JPMorgan Chase shareholder Alice Rosenfeld submitted the Investors Against Genocide proposal to JPMorgan in November. Then, after learning that the firm sought assurances that the SEC would not recommend enforcement action if it omitted the proposal from its 2011 proxy, Rosenfeld wrote the agency in February asking it to deny that request.
JPMorgan had challenged the proposal, which requested that the board “institute transparent procedures to prevent holding investments in companies that, in management’s judgment, substantially contribute to genocide or crimes against humanity, the most egregious violations of human rights. Management should encourage JPMorgan funds with separate boards to institute similar procedures.” Rosenfeld is a supporter of Investors Against Genocide.
But the SEC’s Division of Corporate Finance last month ruled against JPMorgan’s argument that the proposal was vague and written in a way that would mislead shareholders. The SEC wrote that it was “unable to conclude that the proposal is so inherently vague or indefinite that neither the shareholders voting on the proposal, nor the company in implementing the proposal, would be able to determine with any reasonable certainty exactly what actions or measures the proposal requires.”
In an e-mail response to questions, Charlotte Powell, JPMorgan Chase spokeswoman, notes that “while we share the shareholder’s concern about human rights generally and about genocide in particular, we believe the firm’s existing policies and procedures appropriately address these issues.”

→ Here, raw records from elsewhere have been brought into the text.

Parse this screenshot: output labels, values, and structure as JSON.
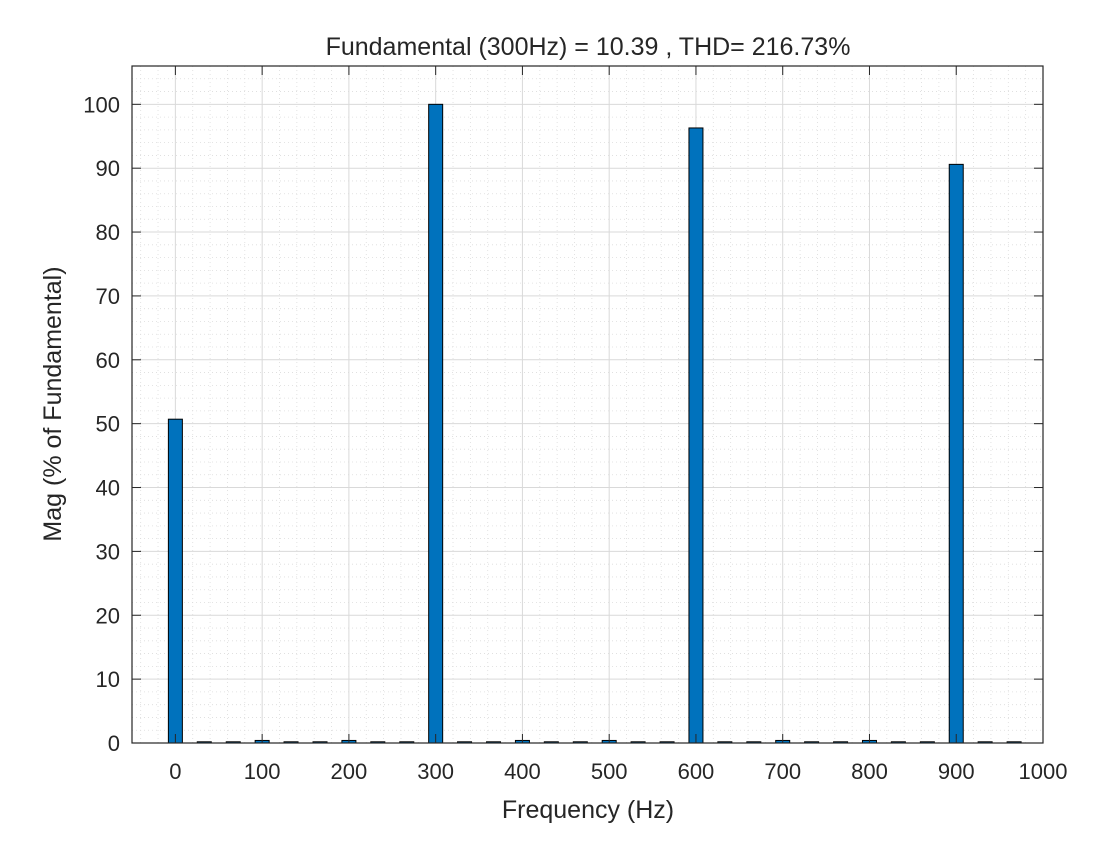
{
  "chart_data": {
    "type": "bar",
    "title": "Fundamental (300Hz) = 10.39 , THD= 216.73%",
    "xlabel": "Frequency (Hz)",
    "ylabel": "Mag (% of Fundamental)",
    "xlim": [
      -50,
      1000
    ],
    "ylim": [
      0,
      100
    ],
    "x_ticks": [
      0,
      100,
      200,
      300,
      400,
      500,
      600,
      700,
      800,
      900,
      1000
    ],
    "y_ticks": [
      0,
      10,
      20,
      30,
      40,
      50,
      60,
      70,
      80,
      90,
      100
    ],
    "grid": true,
    "minor_grid": true,
    "bar_color": "#0072BD",
    "bar_edge_color": "#000000",
    "series": [
      {
        "x": [
          0,
          33.3,
          66.7,
          100,
          133.3,
          166.7,
          200,
          233.3,
          266.7,
          300,
          333.3,
          366.7,
          400,
          433.3,
          466.7,
          500,
          533.3,
          566.7,
          600,
          633.3,
          666.7,
          700,
          733.3,
          766.7,
          800,
          833.3,
          866.7,
          900,
          933.3,
          966.7
        ],
        "values": [
          50.7,
          0.1,
          0.1,
          0.4,
          0.1,
          0.1,
          0.4,
          0.1,
          0.1,
          100,
          0.1,
          0.1,
          0.4,
          0.1,
          0.1,
          0.4,
          0.1,
          0.1,
          96.3,
          0.1,
          0.1,
          0.4,
          0.1,
          0.1,
          0.4,
          0.1,
          0.1,
          90.6,
          0.1,
          0.1
        ]
      }
    ]
  }
}
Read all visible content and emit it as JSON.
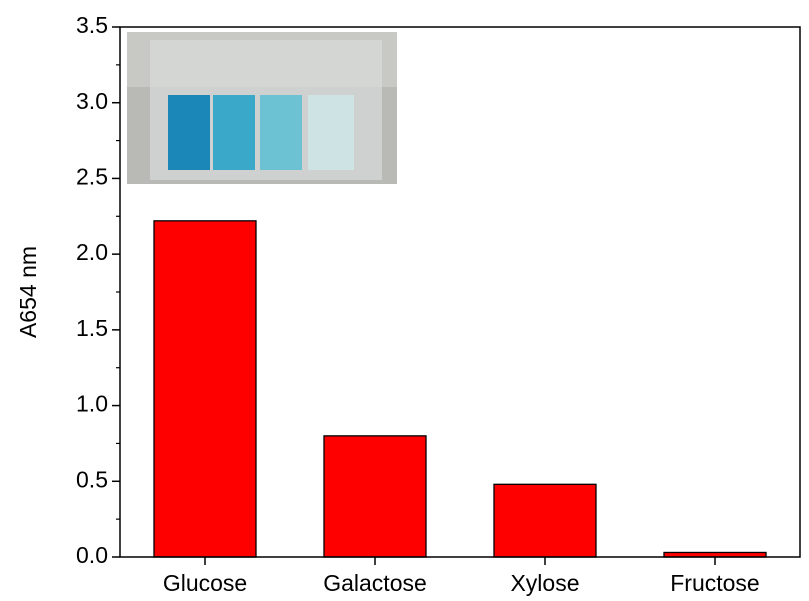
{
  "chart_data": {
    "type": "bar",
    "y_label": "A654 nm",
    "categories": [
      "Glucose",
      "Galactose",
      "Xylose",
      "Fructose"
    ],
    "values": [
      2.22,
      0.8,
      0.48,
      0.03
    ],
    "color": "#ff0000",
    "ylim": [
      0,
      3.5
    ],
    "yticks": [
      {
        "value": 0,
        "label": "0.0"
      },
      {
        "value": 0.5,
        "label": "0.5"
      },
      {
        "value": 1,
        "label": "1.0"
      },
      {
        "value": 1.5,
        "label": "1.5"
      },
      {
        "value": 2,
        "label": "2.0"
      },
      {
        "value": 2.5,
        "label": "2.5"
      },
      {
        "value": 3,
        "label": "3.0"
      },
      {
        "value": 3.5,
        "label": "3.5"
      }
    ]
  }
}
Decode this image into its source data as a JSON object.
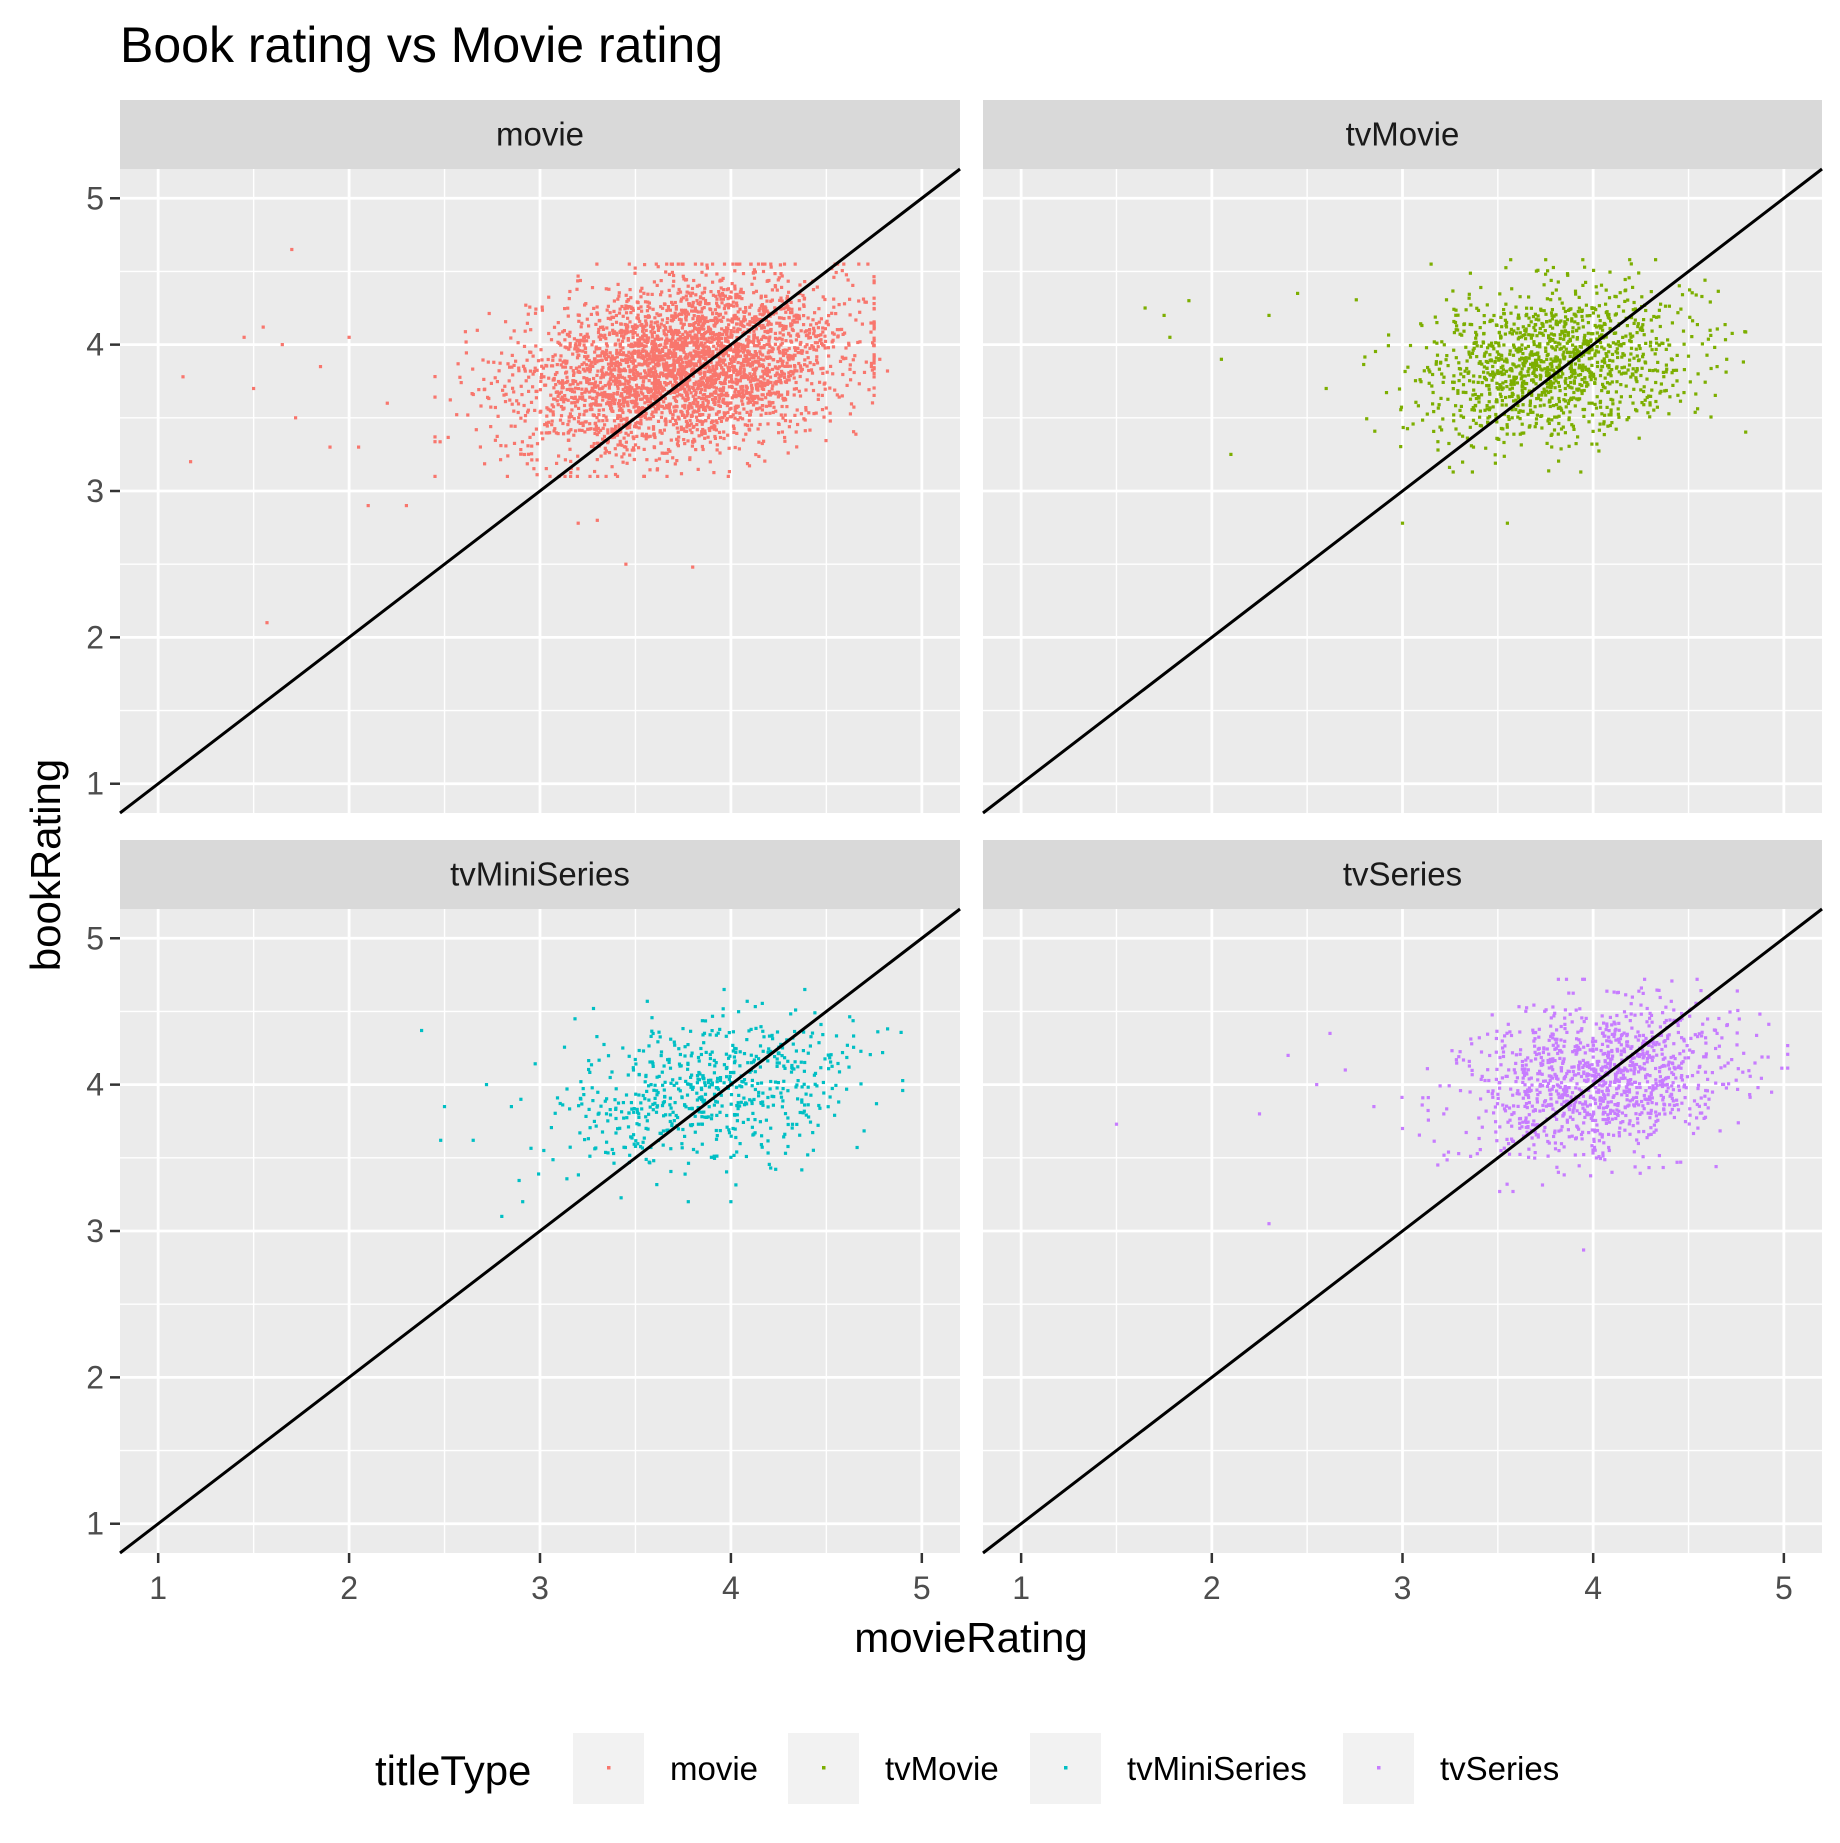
{
  "chart_data": {
    "type": "scatter",
    "title": "Book rating vs Movie rating",
    "xlabel": "movieRating",
    "ylabel": "bookRating",
    "xlim": [
      0.8,
      5.2
    ],
    "ylim": [
      0.8,
      5.2
    ],
    "x_ticks": [
      1,
      2,
      3,
      4,
      5
    ],
    "y_ticks": [
      1,
      2,
      3,
      4,
      5
    ],
    "x_tick_labels": [
      "1",
      "2",
      "3",
      "4",
      "5"
    ],
    "y_tick_labels": [
      "1",
      "2",
      "3",
      "4",
      "5"
    ],
    "grid": true,
    "reference_line": {
      "slope": 1,
      "intercept": 0,
      "color": "#000000"
    },
    "legend": {
      "title": "titleType",
      "position": "bottom",
      "entries": [
        "movie",
        "tvMovie",
        "tvMiniSeries",
        "tvSeries"
      ]
    },
    "panels": [
      {
        "name": "movie",
        "color": "#F8766D",
        "cluster": {
          "center_x": 3.75,
          "center_y": 3.85,
          "spread_x": 0.42,
          "spread_y": 0.28,
          "count": 3500
        },
        "points": [
          [
            1.13,
            3.78
          ],
          [
            1.17,
            3.2
          ],
          [
            1.45,
            4.05
          ],
          [
            1.5,
            3.7
          ],
          [
            1.55,
            4.12
          ],
          [
            1.57,
            2.1
          ],
          [
            1.7,
            4.65
          ],
          [
            1.65,
            4.0
          ],
          [
            1.72,
            3.5
          ],
          [
            1.85,
            3.85
          ],
          [
            1.9,
            3.3
          ],
          [
            2.0,
            4.05
          ],
          [
            2.1,
            2.9
          ],
          [
            2.3,
            2.9
          ],
          [
            3.2,
            2.78
          ],
          [
            3.3,
            2.8
          ],
          [
            3.45,
            2.5
          ],
          [
            3.8,
            2.48
          ],
          [
            4.78,
            3.9
          ],
          [
            4.82,
            3.82
          ],
          [
            2.05,
            3.3
          ],
          [
            2.2,
            3.6
          ]
        ]
      },
      {
        "name": "tvMovie",
        "color": "#7CAE00",
        "cluster": {
          "center_x": 3.8,
          "center_y": 3.88,
          "spread_x": 0.35,
          "spread_y": 0.25,
          "count": 1300
        },
        "points": [
          [
            1.65,
            4.25
          ],
          [
            1.75,
            4.2
          ],
          [
            1.78,
            4.05
          ],
          [
            1.88,
            4.3
          ],
          [
            2.05,
            3.9
          ],
          [
            2.1,
            3.25
          ],
          [
            2.3,
            4.2
          ],
          [
            2.45,
            4.35
          ],
          [
            2.6,
            3.7
          ],
          [
            3.0,
            2.78
          ],
          [
            3.15,
            4.55
          ],
          [
            3.55,
            2.78
          ],
          [
            4.55,
            3.8
          ],
          [
            4.65,
            3.85
          ],
          [
            4.7,
            3.9
          ]
        ]
      },
      {
        "name": "tvMiniSeries",
        "color": "#00BFC4",
        "cluster": {
          "center_x": 3.9,
          "center_y": 3.95,
          "spread_x": 0.38,
          "spread_y": 0.25,
          "count": 650
        },
        "points": [
          [
            2.38,
            4.37
          ],
          [
            2.48,
            3.62
          ],
          [
            2.5,
            3.85
          ],
          [
            2.65,
            3.62
          ],
          [
            2.72,
            4.0
          ],
          [
            2.8,
            3.1
          ],
          [
            2.85,
            3.85
          ],
          [
            2.9,
            3.9
          ],
          [
            3.02,
            3.55
          ],
          [
            3.28,
            4.52
          ],
          [
            4.0,
            3.2
          ]
        ]
      },
      {
        "name": "tvSeries",
        "color": "#C77CFF",
        "cluster": {
          "center_x": 4.02,
          "center_y": 4.02,
          "spread_x": 0.35,
          "spread_y": 0.25,
          "count": 1200
        },
        "points": [
          [
            1.5,
            3.73
          ],
          [
            2.25,
            3.8
          ],
          [
            2.3,
            3.05
          ],
          [
            2.4,
            4.2
          ],
          [
            2.55,
            4.0
          ],
          [
            2.62,
            4.35
          ],
          [
            2.7,
            4.1
          ],
          [
            2.85,
            3.85
          ],
          [
            3.0,
            3.7
          ],
          [
            3.95,
            2.87
          ],
          [
            4.65,
            4.35
          ],
          [
            4.75,
            4.03
          ]
        ]
      }
    ]
  }
}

Cohen’s group will be looking to employ this new “tactic” with other publicly held corporate parents of mutual fund firms. It won’t work in going after privately held fund companies, such as Fidelity and Vanguard, which have had their funds targeted by the group. But Cohen hopes that efforts targeting the corporate parents of funds will influence change with respect to the individual funds that invest in PetroChina.
“Franklin Templeton, the corporation, advises the mutual funds that Franklin Templeton runs,” Cohen says. “These are all arms of the publicly traded company, so they are in a position to influence by way of recommendation what investment courses those other mutual funds take.”
The proposal will appear on the proxy ballot May 17 in Columbus, Ohio, at JPMorgan Chase’s annual meeting.
A Franklin Templeton spokesman referenced a statement on its website that says while the firm recognizes the deplorable conditions in the Darfur region of Sudan, it has “seen that fostering economic and business development through investment can often help in achieving reform.”